Scottish Daily Mail

Nicola’s remarks are ‘dangerous’

- By Michael Blackley Scottish Political Editor

NICOLA Sturgeon has made ‘dangerous’ allegation­s about the Holyrood inquiry which call into question the way the parliament operates, according to the Scottish Labour leader.

Anas Sarwar yesterday criticised the First Minister for launching a strongly worded attack on the ‘partisan’ committee holding the inquiry.

After details of key findings of the committee’s report were leaked on Thursday evening, Miss Sturgeon hit out at the ‘very partisan’ leak and claimed opposition members had ‘made their minds up about me before I uttered a single word’.

But Mr Sarwar said: ‘I really worry about that allegation that is coming directly from the First Minister and the Scottish Government because you could flip that the other way and say that the four SNP members of that committee never went into it independen­tly, were never willing to properly question and scrutinise their boss.

‘And that accusation calls into question the very processes of our parliament and calls into question the very principles of our democracy around accountabi­lity and transparen­cy.

‘That’s a very dangerous allegation to go down.’

Labour leader Sir Keir Starmer said: ‘By making these comments before she’s seen the report, the [First Minister] is doing the very thing she’s accusing others of.’

Mr Sarwar said there is ‘no doubt’ that any minister who is found to have breached the ministeria­l code should resign. On the suggestion the report has not said Miss Sturgeon ‘knowingly’ misled parliament, he said: ‘A breach is a breach, and a misleading of the parliament is a misleading of the parliament.
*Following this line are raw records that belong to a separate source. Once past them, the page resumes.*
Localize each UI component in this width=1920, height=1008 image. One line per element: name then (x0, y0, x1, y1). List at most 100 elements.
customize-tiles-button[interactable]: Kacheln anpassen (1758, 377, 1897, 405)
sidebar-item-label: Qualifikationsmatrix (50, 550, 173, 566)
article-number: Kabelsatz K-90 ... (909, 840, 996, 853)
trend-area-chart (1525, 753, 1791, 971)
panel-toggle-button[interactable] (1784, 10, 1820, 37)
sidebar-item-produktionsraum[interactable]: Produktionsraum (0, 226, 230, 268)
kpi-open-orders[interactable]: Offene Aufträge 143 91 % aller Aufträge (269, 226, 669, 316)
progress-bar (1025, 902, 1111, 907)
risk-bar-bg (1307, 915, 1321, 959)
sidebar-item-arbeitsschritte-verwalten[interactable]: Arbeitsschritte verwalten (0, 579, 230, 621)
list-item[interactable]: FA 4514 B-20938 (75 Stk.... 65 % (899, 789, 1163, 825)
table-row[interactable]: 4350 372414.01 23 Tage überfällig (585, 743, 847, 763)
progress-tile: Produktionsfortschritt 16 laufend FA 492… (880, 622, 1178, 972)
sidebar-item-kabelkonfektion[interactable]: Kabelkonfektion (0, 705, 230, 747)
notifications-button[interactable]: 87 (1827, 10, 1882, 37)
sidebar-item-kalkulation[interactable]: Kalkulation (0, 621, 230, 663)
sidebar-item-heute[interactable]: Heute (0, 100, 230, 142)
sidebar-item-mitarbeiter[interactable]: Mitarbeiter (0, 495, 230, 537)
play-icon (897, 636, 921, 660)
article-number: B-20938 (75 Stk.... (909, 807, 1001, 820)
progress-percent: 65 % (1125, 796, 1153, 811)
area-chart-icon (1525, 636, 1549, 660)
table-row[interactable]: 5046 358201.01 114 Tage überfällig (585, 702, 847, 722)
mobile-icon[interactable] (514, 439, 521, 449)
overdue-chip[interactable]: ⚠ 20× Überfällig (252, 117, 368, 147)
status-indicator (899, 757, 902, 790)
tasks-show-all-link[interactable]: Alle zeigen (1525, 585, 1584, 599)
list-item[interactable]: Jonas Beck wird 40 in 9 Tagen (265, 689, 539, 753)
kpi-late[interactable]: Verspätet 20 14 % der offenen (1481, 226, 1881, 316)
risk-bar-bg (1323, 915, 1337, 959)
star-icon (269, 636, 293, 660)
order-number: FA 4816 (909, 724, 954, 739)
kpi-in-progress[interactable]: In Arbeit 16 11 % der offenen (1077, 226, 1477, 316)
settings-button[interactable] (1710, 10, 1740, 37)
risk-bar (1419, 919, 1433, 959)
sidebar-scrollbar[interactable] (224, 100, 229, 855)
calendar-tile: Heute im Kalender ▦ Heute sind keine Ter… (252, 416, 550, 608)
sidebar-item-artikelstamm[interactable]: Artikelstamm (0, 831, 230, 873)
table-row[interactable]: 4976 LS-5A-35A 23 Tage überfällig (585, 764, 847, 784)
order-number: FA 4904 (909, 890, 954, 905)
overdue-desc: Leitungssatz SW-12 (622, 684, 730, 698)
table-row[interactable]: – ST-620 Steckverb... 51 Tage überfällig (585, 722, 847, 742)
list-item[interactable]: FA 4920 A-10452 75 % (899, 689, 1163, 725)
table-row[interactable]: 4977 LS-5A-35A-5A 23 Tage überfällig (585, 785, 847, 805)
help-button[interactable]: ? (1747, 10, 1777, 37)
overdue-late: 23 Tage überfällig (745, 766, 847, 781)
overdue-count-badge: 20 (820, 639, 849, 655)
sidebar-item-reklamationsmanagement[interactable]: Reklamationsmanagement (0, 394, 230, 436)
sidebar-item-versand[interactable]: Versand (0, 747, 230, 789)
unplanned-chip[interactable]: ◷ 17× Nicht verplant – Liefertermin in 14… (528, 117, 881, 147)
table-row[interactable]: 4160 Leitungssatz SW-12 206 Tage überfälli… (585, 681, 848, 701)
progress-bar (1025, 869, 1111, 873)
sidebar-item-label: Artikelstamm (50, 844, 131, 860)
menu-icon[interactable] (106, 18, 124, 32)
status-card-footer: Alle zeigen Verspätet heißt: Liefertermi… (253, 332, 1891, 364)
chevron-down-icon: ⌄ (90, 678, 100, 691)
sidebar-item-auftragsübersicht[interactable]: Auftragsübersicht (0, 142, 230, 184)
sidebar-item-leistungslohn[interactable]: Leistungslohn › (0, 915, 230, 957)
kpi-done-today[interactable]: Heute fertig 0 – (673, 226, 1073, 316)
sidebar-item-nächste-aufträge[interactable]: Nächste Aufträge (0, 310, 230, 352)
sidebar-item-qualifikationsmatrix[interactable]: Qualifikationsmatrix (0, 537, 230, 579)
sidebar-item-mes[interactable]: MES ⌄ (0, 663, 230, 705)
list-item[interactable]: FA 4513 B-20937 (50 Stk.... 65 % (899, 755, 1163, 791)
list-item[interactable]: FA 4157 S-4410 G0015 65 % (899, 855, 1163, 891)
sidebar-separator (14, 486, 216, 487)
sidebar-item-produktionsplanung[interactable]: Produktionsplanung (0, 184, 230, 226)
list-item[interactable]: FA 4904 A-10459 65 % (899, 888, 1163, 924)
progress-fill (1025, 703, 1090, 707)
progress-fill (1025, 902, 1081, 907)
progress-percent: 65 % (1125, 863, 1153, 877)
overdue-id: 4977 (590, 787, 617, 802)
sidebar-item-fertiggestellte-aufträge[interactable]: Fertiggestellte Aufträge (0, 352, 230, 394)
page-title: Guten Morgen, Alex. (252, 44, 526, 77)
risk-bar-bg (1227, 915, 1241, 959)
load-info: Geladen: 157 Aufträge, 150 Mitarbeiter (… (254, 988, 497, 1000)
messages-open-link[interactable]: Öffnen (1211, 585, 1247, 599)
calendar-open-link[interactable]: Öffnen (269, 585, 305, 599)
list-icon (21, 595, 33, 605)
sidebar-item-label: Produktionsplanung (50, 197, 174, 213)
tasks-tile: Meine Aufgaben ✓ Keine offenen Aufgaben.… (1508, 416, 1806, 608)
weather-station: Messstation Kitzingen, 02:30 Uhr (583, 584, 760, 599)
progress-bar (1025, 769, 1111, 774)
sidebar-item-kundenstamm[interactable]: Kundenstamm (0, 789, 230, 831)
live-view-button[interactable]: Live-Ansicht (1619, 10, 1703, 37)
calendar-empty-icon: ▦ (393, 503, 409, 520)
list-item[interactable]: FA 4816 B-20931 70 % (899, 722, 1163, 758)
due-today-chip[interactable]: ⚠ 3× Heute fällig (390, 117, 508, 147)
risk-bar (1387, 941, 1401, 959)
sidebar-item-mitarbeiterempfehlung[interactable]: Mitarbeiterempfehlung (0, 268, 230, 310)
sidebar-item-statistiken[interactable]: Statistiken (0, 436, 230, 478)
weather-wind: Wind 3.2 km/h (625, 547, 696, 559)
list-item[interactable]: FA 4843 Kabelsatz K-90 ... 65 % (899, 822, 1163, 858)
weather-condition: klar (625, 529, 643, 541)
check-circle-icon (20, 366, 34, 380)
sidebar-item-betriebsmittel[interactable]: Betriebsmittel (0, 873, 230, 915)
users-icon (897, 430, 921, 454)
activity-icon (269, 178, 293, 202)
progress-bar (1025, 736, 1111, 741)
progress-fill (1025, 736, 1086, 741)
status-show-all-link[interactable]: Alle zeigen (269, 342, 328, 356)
‘Only the First Minister herself can say or judge whether she knowingly did it or unknowingl­y did it but there is a principle of corroborat­ion and what we’ve seen from reports is there are three individual­s who say a situation happened and the First Minister refutes that claim.

‘So let’s wait and see what the committee report says, and if the committee report believes that on the balance of probabilit­ies, on the fact you have three individual­s saying one thing and the First Minister saying another thing and that means she has misled the committee, or indeed, worse, misled the parliament and therefore breached the ministeria­l code, then I think that is really serious.’